Directed by: Andy Muschietti
Written by: Chase Palmer, Cary Fukunaga, Gary Dauberman
Starring: Jaeden Lieberher, Bill Skarsgård, Finn Wolfhard, Jeremy Ray Taylor, Sophia Lillis, Wyatt Oleff
Released: September 7, 2017
Grade: C+

Author Stephen King is the flavour of the month here in Australia with two adaptations released in cinemas within the space of three weeks.  The Dark Tower struggled at the box-office and didn’t get much love from critics.  Expectations will be higher for It given it’s a novel that has been successfully adapted before.  A two-part series first aired in the United States in November 1990 and I can remember watching it when it found its way into Australian video stories not long after.

The film opens with arguably it’s most shocking scene.  A young boy named Georgie sees his paper boat washed down a drain while playing out on the street during a heavy storm.  When he peers down into the drain, a freaky looking clown is staring straight back at him.  There’s a little bit of small talk but eventually, the clown grabs Georgie’s arm, rips it off, and then pulls him down into the sewer.  A lady looks on from her front porch and sees a mix of blood and rainwater in the middle of the street.

Instead of focusing on the funeral and resulting investigation, the narrative jumps a few months forward to a somewhat happier time.  A group of young kids have finished up school for the year and are planning on a series of adventures over the summer holidays.  It’s a reminiscent of the popular television series Stranger Things given the age of the cast, the supernatural themes and the 1980s setting.  The fact actor Finn Wolfhard appears in both It and Stranger Things only adds to the sense of familiarity.

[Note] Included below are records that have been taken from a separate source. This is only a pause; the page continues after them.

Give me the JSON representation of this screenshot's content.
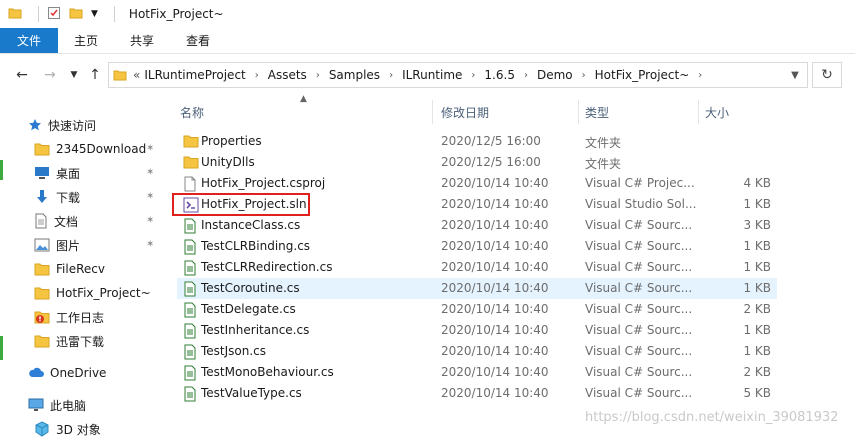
{
  "window": {
    "title": "HotFix_Project~"
  },
  "ribbon": {
    "tabs": [
      "文件",
      "主页",
      "共享",
      "查看"
    ]
  },
  "address": {
    "overflow": "«",
    "crumbs": [
      "ILRuntimeProject",
      "Assets",
      "Samples",
      "ILRuntime",
      "1.6.5",
      "Demo",
      "HotFix_Project~"
    ]
  },
  "columns": {
    "name": "名称",
    "date": "修改日期",
    "type": "类型",
    "size": "大小"
  },
  "sidebar": {
    "quick_access": "快速访问",
    "items": [
      {
        "label": "2345Download",
        "icon": "folder-icon",
        "pinned": true
      },
      {
        "label": "桌面",
        "icon": "desktop-icon",
        "pinned": true
      },
      {
        "label": "下载",
        "icon": "download-icon",
        "pinned": true
      },
      {
        "label": "文档",
        "icon": "document-icon",
        "pinned": true
      },
      {
        "label": "图片",
        "icon": "picture-icon",
        "pinned": true
      },
      {
        "label": "FileRecv",
        "icon": "folder-icon",
        "pinned": false
      },
      {
        "label": "HotFix_Project~",
        "icon": "folder-icon",
        "pinned": false
      },
      {
        "label": "工作日志",
        "icon": "folder-warning-icon",
        "pinned": false
      },
      {
        "label": "迅雷下载",
        "icon": "folder-icon",
        "pinned": false
      }
    ],
    "onedrive": "OneDrive",
    "this_pc": "此电脑",
    "objects_3d": "3D 对象"
  },
  "files": [
    {
      "name": "Properties",
      "date": "2020/12/5 16:00",
      "type": "文件夹",
      "size": "",
      "icon": "folder-icon"
    },
    {
      "name": "UnityDlls",
      "date": "2020/12/5 16:00",
      "type": "文件夹",
      "size": "",
      "icon": "folder-icon"
    },
    {
      "name": "HotFix_Project.csproj",
      "date": "2020/10/14 10:40",
      "type": "Visual C# Projec...",
      "size": "4 KB",
      "icon": "csproj-file-icon"
    },
    {
      "name": "HotFix_Project.sln",
      "date": "2020/10/14 10:40",
      "type": "Visual Studio Sol...",
      "size": "1 KB",
      "icon": "visual-studio-solution-icon"
    },
    {
      "name": "InstanceClass.cs",
      "date": "2020/10/14 10:40",
      "type": "Visual C# Sourc...",
      "size": "3 KB",
      "icon": "cs-file-icon"
    },
    {
      "name": "TestCLRBinding.cs",
      "date": "2020/10/14 10:40",
      "type": "Visual C# Sourc...",
      "size": "1 KB",
      "icon": "cs-file-icon"
    },
    {
      "name": "TestCLRRedirection.cs",
      "date": "2020/10/14 10:40",
      "type": "Visual C# Sourc...",
      "size": "1 KB",
      "icon": "cs-file-icon"
    },
    {
      "name": "TestCoroutine.cs",
      "date": "2020/10/14 10:40",
      "type": "Visual C# Sourc...",
      "size": "1 KB",
      "icon": "cs-file-icon"
    },
    {
      "name": "TestDelegate.cs",
      "date": "2020/10/14 10:40",
      "type": "Visual C# Sourc...",
      "size": "2 KB",
      "icon": "cs-file-icon"
    },
    {
      "name": "TestInheritance.cs",
      "date": "2020/10/14 10:40",
      "type": "Visual C# Sourc...",
      "size": "1 KB",
      "icon": "cs-file-icon"
    },
    {
      "name": "TestJson.cs",
      "date": "2020/10/14 10:40",
      "type": "Visual C# Sourc...",
      "size": "1 KB",
      "icon": "cs-file-icon"
    },
    {
      "name": "TestMonoBehaviour.cs",
      "date": "2020/10/14 10:40",
      "type": "Visual C# Sourc...",
      "size": "2 KB",
      "icon": "cs-file-icon"
    },
    {
      "name": "TestValueType.cs",
      "date": "2020/10/14 10:40",
      "type": "Visual C# Sourc...",
      "size": "5 KB",
      "icon": "cs-file-icon"
    }
  ],
  "selected_file": "TestCoroutine.cs",
  "highlighted_file": "HotFix_Project.sln",
  "watermark": "https://blog.csdn.net/weixin_39081932",
  "colors": {
    "accent": "#1979ca",
    "selection": "#e5f3ff",
    "highlight_border": "#e0201c",
    "folder": "#f5c542"
  }
}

King’s novel is 1,138 pages in length and while this film excludes a major part of the story (for reasons that you’ll learn at the end), it’s a struggle to develop these characters in the level of detail required.  It’d be better suited for a multi-part television series.

There are seven kids in total that form the “Losers Club” and the screenwriting team struggles in working out how much time to devote to each.  There’s a strong inference that one of them has been sexually abused we rush through these scenes so as to keep the focus on the scary clown.  The weakest characters are a group of one-dimensional bullies who are jerks for no reason in particular.

With the parents and authorities pushed deep into the background (except for a handful of scenes), it falls upon the heroic children to confront the clown, who goes by the name of Pennywise (Bill Skarsgård) and find out what happened to Georgie.  It’s clear from the outset that something is unusual about the town.  The number of people who disappear is 6 times greater than the national average and there’s a 7pm curfew which is enforced each night. 

The performances delivered by the young actors aren’t particularly convincing.  The dialogue doesn’t flow and their emotions are overcooked.  The screenplay tries to create tension between some of them but these arguments are trivial and end up being resolved far too easily (tying back to my qualms about a rushed premise).

As Pennywise the clown, Bill Skarsgård (Atomic Blonde) is creepy but he’s a few notches below Tim Curry’s sensational performance in the 1990 mini-series.  Curry freaked audiences out with his voice and facial expressions.  Skarsgård has less to say with director Andy Muschietti (Mama) relying more on make-up and visual effects.  It’s not as effective.

I’ll have no trouble sleeping tonight… and that’s actually a shame.